From mboxrd@z Thu Jan  1 00:00:00 1970
Return-Path: <gcc-return-50387-listarch-gcc=gcc.gnu.org@gcc.gnu.org>
Received: (qmail 29621 invoked by alias); 21 Apr 2002 11:32:40 -0000
Mailing-List: contact gcc-help@gcc.gnu.org; run by ezmlm
Precedence: bulk
List-Archive: <http://gcc.gnu.org/ml/gcc/>
List-Post: <mailto:gcc@gcc.gnu.org>
List-Help: <http://gcc.gnu.org/ml/>
Sender: gcc-owner@gcc.gnu.org
Received: (qmail 29606 invoked from network); 21 Apr 2002 11:32:38 -0000
Received: from unknown (HELO atrey.karlin.mff.cuni.cz) (195.113.31.123)
  by sources.redhat.com with SMTP; 21 Apr 2002 11:32:38 -0000
Received: by atrey.karlin.mff.cuni.cz (Postfix, from userid 4018)
	id 62CBE4F969; Sun, 21 Apr 2002 13:32:38 +0200 (CEST)
Date: Sun, 21 Apr 2002 05:46:00 -0000
From: Jan Hubicka <jh@suse.cz>
To: Michel LESPINASSE <walken@zoy.org>
Cc: gcc list <gcc@gcc.gnu.org>
Subject: Re: GCC performance regression - up to 20% ?
Message-ID: <20020421113238.GC16602@atrey.karlin.mff.cuni.cz>
References: <20020421005718.GA16378@zoy.org>
Mime-Version: 1.0
Content-Type: text/plain; charset=us-ascii
Content-Disposition: inline
In-Reply-To: <20020421005718.GA16378@zoy.org>
User-Agent: Mutt/1.3.27i
X-SW-Source: 2002-04/txt/msg01039.txt.bz2

> 
> libmpeg2, on athlon tbird 950, with mmx optimizations:
> gcc-3.0 is about 2% slower than 2.95.4
> gcc-3.1 snapshot is about 10% slower than 2.95.4
> 
> libmpeg2, on athlon tbird 950, using pure C code:
> gcc-3.0 is about 4.5% slower than 2.95.4
> gcc-3.1 snapshot is about 5.5% slower than 2.95.4
> 
> libmpeg2, on celeron 366, with mmx optimizations:
> gcc-3.0 is about 4% slower than 2.95.4
> gcc-3.1 snapshot is about 20.5% slower than 2.95.4 (!!!!)
> 
> These results are all very repeatable. the celeron 366 results are the
> most worrying, as this processor already has borderline performance
> for decoding mpeg2 streams.

Are you able to figure out what exactly makes the code slow? Having self
contained testcase will definitly help a lot.  WHat flags do you use?
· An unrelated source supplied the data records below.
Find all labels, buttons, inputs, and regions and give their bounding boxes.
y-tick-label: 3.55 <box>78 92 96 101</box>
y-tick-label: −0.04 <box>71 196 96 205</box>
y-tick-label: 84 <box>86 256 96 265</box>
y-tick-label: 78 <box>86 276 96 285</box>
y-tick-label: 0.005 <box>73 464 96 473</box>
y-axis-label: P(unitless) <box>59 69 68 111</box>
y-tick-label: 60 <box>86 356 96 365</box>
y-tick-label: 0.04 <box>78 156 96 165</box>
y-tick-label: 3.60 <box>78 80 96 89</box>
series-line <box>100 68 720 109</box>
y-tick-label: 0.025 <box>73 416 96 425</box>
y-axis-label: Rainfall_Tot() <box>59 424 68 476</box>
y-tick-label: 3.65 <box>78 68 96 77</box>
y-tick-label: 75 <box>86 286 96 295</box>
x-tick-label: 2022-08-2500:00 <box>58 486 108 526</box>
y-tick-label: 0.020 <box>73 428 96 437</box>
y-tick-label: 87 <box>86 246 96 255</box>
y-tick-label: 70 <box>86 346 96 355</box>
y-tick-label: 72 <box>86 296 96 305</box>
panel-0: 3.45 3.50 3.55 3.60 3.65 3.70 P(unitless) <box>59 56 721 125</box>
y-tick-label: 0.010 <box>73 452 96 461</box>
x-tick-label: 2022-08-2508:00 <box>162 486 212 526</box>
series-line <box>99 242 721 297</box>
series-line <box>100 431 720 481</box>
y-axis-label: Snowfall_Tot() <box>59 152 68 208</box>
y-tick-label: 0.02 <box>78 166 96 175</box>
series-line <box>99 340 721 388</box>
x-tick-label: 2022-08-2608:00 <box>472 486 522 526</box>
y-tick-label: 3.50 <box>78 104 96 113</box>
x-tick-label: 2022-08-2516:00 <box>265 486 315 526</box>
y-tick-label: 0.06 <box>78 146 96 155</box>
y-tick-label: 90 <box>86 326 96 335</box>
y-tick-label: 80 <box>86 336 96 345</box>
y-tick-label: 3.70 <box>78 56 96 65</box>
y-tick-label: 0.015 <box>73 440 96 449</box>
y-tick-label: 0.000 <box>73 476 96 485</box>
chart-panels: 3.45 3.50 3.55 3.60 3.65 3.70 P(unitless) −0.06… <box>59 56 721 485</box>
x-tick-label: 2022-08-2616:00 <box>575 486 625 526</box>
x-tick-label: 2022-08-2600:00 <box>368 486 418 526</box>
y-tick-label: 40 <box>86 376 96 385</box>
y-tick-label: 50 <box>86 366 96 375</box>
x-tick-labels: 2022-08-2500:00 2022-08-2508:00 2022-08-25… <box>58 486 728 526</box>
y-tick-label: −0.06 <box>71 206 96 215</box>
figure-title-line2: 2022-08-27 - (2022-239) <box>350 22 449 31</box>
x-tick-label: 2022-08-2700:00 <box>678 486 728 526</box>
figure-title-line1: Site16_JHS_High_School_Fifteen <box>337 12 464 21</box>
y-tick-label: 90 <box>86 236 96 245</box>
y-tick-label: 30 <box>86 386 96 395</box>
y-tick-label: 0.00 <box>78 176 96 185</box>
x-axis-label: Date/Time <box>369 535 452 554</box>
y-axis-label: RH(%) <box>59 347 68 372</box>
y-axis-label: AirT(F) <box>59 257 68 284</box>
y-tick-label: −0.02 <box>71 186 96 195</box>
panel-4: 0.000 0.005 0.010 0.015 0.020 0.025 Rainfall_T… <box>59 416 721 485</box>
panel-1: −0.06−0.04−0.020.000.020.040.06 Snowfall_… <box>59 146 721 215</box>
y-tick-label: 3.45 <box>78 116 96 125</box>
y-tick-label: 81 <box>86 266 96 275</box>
I would be quite curious whether using profile feedback helps.
(see documentation of -fprofile-arcs and -fbranch-probabilities)
you can just have some badly predicted branch in the innermost
loop.

Problem of such code usualy is fact that it is tuned to avoid problems on one
particular version of gcc, so even when new version os faster overall, it is
slower in such places.  We've hit similar case with Athlon matrix
multiplication code and such problems are usually easy to fix on gcc side.
> 
> Is there a known performance regression in current GCCs (say, do they
> get lower SPECint scores ?) or is it only with my code ?
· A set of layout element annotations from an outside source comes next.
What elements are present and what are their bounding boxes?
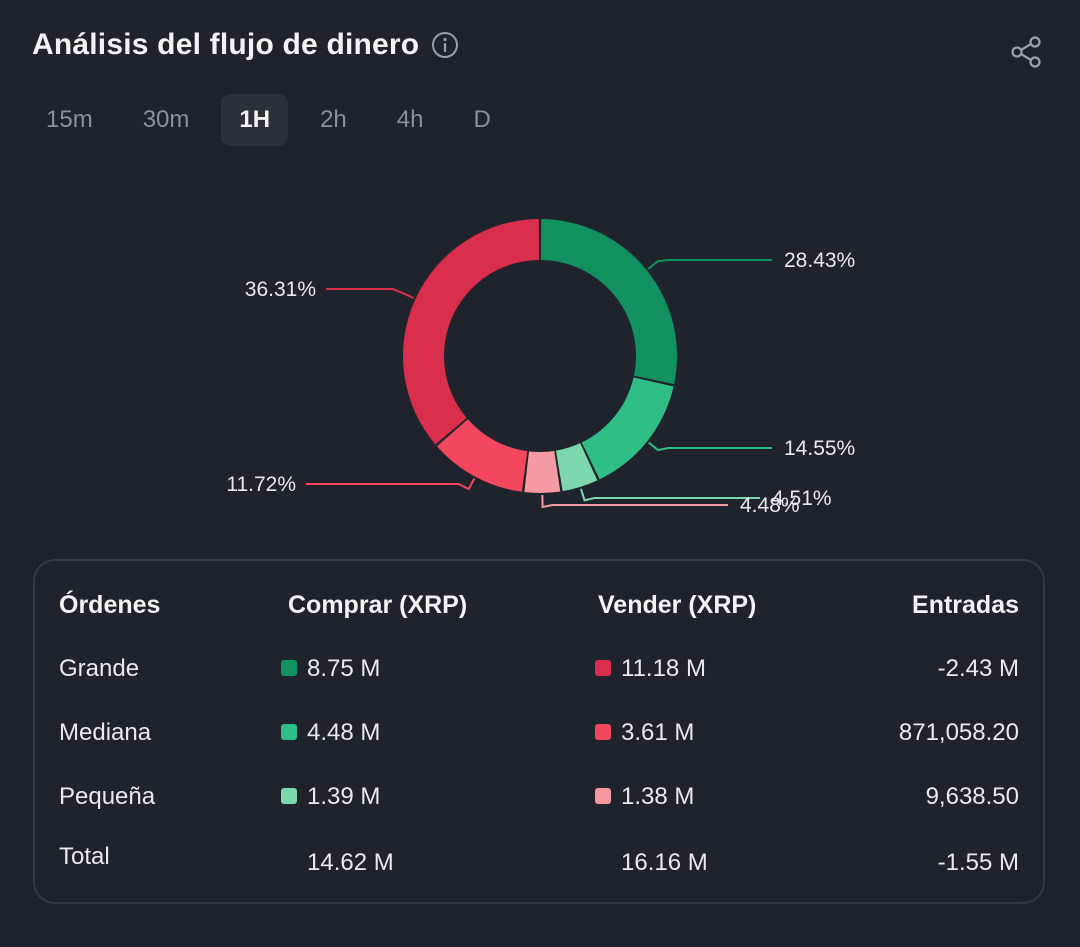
donut-leader-line-3 [541, 494, 728, 509]
tab-4h[interactable]: 4h [396, 106, 424, 133]
table-header-row: Órdenes Comprar (XRP) Vender (XRP) Entra… [35, 591, 1043, 631]
buy-swatch [281, 787, 297, 804]
donut-slice-4[interactable] [436, 419, 528, 492]
share-icon[interactable] [1008, 34, 1044, 70]
inflow-value: -2.43 M [937, 655, 1019, 682]
sell-text: 11.18 M [621, 655, 706, 682]
row-label: Pequeña [59, 783, 156, 810]
donut-label-0: 28.43% [784, 249, 855, 272]
buy-value: 4.48 M [281, 719, 380, 747]
table-row: Mediana 4.48 M 3.61 M 871,058.20 [35, 719, 1043, 759]
donut-leader-line-5 [326, 288, 415, 299]
inflow-value: 9,638.50 [925, 783, 1019, 810]
donut-label-2: 4.51% [772, 487, 832, 510]
sell-value: 1.38 M [595, 783, 694, 811]
donut-slice-5[interactable] [403, 219, 540, 445]
orders-table: Órdenes Comprar (XRP) Vender (XRP) Entra… [33, 559, 1045, 904]
page-title: Análisis del flujo de dinero [32, 28, 420, 61]
header-buy: Comprar (XRP) [288, 591, 468, 619]
total-inflow: -1.55 M [937, 849, 1019, 876]
sell-value: 3.61 M [595, 719, 694, 747]
donut-leader-line-4 [306, 478, 476, 491]
row-label: Grande [59, 655, 140, 682]
sell-text: 3.61 M [621, 719, 695, 746]
donut-slice-1[interactable] [581, 377, 674, 480]
donut-label-4: 11.72% [226, 473, 296, 496]
sell-swatch [595, 787, 611, 804]
buy-text: 8.75 M [307, 655, 381, 682]
buy-text: 1.39 M [307, 783, 381, 810]
sell-swatch [595, 659, 611, 676]
donut-slice-0[interactable] [540, 219, 677, 385]
header-sell: Vender (XRP) [598, 591, 757, 619]
inflow-value: 871,058.20 [898, 719, 1019, 746]
table-row: Pequeña 1.39 M 1.38 M 9,638.50 [35, 783, 1043, 823]
table-row: Grande 8.75 M 11.18 M -2.43 M [35, 655, 1043, 695]
tab-1h[interactable]: 1H [221, 94, 289, 146]
tab-2h[interactable]: 2h [320, 106, 347, 133]
info-icon[interactable] [431, 31, 459, 59]
panel-header: Análisis del flujo de dinero [32, 28, 459, 62]
total-sell: 16.16 M [621, 849, 708, 876]
buy-text: 4.48 M [307, 719, 381, 746]
table-total-row: Total 14.62 M 16.16 M -1.55 M [35, 843, 1043, 883]
tab-d[interactable]: D [473, 106, 491, 133]
donut-label-1: 14.55% [784, 437, 855, 460]
buy-swatch [281, 659, 297, 676]
donut-label-3: 4.48% [740, 494, 800, 517]
total-label: Total [59, 843, 110, 870]
buy-value: 8.75 M [281, 655, 380, 683]
donut-slice-3[interactable] [524, 450, 561, 493]
total-buy: 14.62 M [307, 849, 394, 876]
row-label: Mediana [59, 719, 152, 746]
buy-swatch [281, 723, 297, 740]
timeframe-tabs: 15m 30m 1H 2h 4h D [28, 94, 523, 146]
sell-value: 11.18 M [595, 655, 706, 683]
donut-slice-2[interactable] [555, 443, 598, 492]
sell-swatch [595, 723, 611, 740]
header-inflow: Entradas [912, 591, 1019, 619]
tab-30m[interactable]: 30m [142, 106, 190, 133]
tab-15m[interactable]: 15m [46, 106, 93, 133]
donut-leader-line-1 [648, 441, 772, 452]
donut-label-5: 36.31% [245, 278, 316, 301]
sell-text: 1.38 M [621, 783, 695, 810]
header-orders: Órdenes [59, 591, 161, 619]
money-flow-donut-chart: 28.43% 14.55% 4.51%4.48% 11.72% 36.31% [226, 219, 855, 517]
buy-value: 1.39 M [281, 783, 380, 811]
donut-leader-line-0 [647, 259, 772, 270]
donut-leader-line-2 [580, 488, 760, 502]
No, the SPECint numbers are quite consistenly higher than in any previous
release. See http://www.suse.de/~aj/SPEC
In fact no previous release had such a huge gap in perofrmance.
> 
> Also, is there anything I could do in my code to enhance performance
> with newer gcc versions ? One thing I noticed is that 3.1 snapshot
> produces less inlining than 3.0 or 2.95. This probably accounts for
> some of the slowdown I see when using mmx optimizations, as my mmx
> routines are written using a few routines that I really expect to get
> inlined. Is there any way I can get back control about that, so that
> gcc honours the inline keyword ? I have not managed to do this either.
THere is parameter to increase inline threshold as well as allwaysinline
function attribute. See the documentation.

Honza
> 
> BTW, these two apps I mentionned can be found at
> http://libmpeg2.sourceforge.net/
> http://liba52.sourceforge.net/
> 
> Puzzled,
> 
> -- 
> Michel "Walken" LESPINASSE
> Is this the best that god can do ? Then I'm not impressed.